Solar panels are an increasingly common sight on Australian roofs, but have you thought about what happens to them when they stop working?
Repurposing for Resilience (RfR) founding member Lisa Cornthwaite said the team’s latest initiative was a plan to keep them out of landfill.
“Instead of throwing them out straightaway, what we’re doing is saying, ‘Hey, let’s see if we can reuse or repurpose any of that stuff,'” she said.
“It is very frustrating when you see a huge amount of panels being thrown away.
“We’re going to be drowning in solar waste in the coming years if we can’t work out a way of utilising this waste.”
The Eurobodalla-based organisation has set up the Community Solar Reuse Centre at the Moruya Transfer Station, which opened on Saturday (13 April).

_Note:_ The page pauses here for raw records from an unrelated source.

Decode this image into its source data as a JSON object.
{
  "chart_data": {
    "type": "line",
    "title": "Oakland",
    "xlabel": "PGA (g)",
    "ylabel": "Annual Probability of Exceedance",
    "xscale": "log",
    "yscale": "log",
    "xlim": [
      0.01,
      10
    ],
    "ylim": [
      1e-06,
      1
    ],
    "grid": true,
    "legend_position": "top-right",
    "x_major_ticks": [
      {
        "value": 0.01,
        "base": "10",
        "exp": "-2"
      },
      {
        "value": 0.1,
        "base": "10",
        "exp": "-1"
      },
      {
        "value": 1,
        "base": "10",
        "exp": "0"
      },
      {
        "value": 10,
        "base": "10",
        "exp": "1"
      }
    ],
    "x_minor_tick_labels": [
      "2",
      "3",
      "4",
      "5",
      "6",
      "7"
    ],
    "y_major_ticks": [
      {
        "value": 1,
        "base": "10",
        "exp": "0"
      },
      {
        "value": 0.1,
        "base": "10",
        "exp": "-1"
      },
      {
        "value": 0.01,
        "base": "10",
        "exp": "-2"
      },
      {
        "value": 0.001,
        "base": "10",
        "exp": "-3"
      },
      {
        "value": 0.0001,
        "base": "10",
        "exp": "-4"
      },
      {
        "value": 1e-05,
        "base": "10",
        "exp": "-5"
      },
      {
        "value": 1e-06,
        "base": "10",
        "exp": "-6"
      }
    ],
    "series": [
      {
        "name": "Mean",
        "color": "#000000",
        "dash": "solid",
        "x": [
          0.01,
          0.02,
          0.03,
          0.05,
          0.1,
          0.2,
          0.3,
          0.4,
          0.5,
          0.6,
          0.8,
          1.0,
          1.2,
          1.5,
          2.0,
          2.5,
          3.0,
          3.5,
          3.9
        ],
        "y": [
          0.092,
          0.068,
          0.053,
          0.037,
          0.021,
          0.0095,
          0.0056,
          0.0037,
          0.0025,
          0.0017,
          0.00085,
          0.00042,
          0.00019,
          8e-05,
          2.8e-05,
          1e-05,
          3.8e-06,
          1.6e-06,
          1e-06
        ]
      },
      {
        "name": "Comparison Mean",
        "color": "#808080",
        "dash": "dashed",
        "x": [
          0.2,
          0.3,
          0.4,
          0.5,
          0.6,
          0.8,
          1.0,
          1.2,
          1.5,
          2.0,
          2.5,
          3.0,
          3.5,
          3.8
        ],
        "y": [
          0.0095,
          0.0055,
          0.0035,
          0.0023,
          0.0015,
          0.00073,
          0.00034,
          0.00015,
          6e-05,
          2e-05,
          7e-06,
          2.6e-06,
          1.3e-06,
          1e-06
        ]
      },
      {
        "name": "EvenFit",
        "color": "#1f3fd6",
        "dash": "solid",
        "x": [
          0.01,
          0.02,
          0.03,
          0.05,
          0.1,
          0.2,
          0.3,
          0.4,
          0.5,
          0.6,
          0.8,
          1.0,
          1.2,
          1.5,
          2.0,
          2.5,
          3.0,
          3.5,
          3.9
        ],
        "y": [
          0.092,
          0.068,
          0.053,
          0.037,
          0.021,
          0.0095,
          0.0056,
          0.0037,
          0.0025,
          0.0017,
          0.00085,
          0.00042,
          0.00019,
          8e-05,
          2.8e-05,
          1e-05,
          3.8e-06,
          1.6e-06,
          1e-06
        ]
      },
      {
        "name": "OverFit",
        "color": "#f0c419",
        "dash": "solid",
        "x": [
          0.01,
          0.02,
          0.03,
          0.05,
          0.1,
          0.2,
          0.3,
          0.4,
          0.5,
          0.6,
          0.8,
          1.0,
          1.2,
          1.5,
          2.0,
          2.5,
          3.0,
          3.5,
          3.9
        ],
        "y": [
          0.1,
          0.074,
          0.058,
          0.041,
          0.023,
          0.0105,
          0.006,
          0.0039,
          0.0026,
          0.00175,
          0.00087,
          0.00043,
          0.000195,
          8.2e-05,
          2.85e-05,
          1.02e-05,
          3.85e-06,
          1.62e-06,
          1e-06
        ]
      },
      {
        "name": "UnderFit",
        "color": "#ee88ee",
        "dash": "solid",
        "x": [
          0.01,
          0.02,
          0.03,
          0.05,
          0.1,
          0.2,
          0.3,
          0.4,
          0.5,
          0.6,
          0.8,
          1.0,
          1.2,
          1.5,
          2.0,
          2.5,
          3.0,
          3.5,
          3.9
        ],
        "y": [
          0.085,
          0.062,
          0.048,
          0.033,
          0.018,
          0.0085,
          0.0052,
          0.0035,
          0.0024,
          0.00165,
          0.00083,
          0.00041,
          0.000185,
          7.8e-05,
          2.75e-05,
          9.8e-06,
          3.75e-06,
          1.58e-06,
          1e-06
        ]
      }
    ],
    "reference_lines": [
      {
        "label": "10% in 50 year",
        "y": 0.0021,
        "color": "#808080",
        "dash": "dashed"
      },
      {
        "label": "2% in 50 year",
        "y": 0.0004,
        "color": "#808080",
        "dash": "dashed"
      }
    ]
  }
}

RfR is a volunteer group made up of electricians, engineers and fabricators who use their skills and creativity to reuse secondhand solar panels.
At the centre, RfR volunteers will accept solar panels, as well as inverters, racking and cable.
“We will be able to clean the panels and test them; if they’re any good and it is safe to do so, we’ll put them back out to the community for reuse with a limited warranty,” Ms Cornthwaite said.
“If they don’t come up to scratch in the testing process but they’re still aesthetically pleasing, then we’ll put them into a process pile for repurposing them into something else.”
RfR worked with Eurobodalla Shire Council for months to prepare the site.
“The depo itself has been built almost entirely from discarded waste materials and secondhand products,” Ms Cornthwaite said.
“We did that to showcase that items can have a second life – it just might need some creative thinking.”
The Community Solar Reuse Centre has been set up to give households and businesses an alternative to discarding their solar panels outright.
“It didn’t make sense to us that panels, that are still functioning and useful, were being taken down before their time,” Ms Cornthwaite said.
“It’s a sad thing to say, but a lot of the industry is set up for anything but sustainability.
“By that I mean we were concerned with the amount of packaging that everything comes in and how regulations mean that people have to replace entire arrays rather than just adding or replacing one or two.”
Eurobodalla Shire residents can access the centre through a $5 membership to RfR.
“If there’s a centre here in Moruya, it gives people a place where they can drop off their [solar] waste and realise the value of it,” Ms Cornthwaite said.
“It saves the environment because it’s keeping everything out of landfill and ensures that we are recirculating these things at their highest value.”
Repurposing for Resilience’s Community Solar Reuse Centre will be located at the Moruya Transfer Station, at 21 Yarragee Road in Moruya.
The public will be able to drop off solar panels and related waste during the transfer station’s operating hours, or between 9:30 am to 2:30 pm on Fridays or by appointment by speaking with RfR members.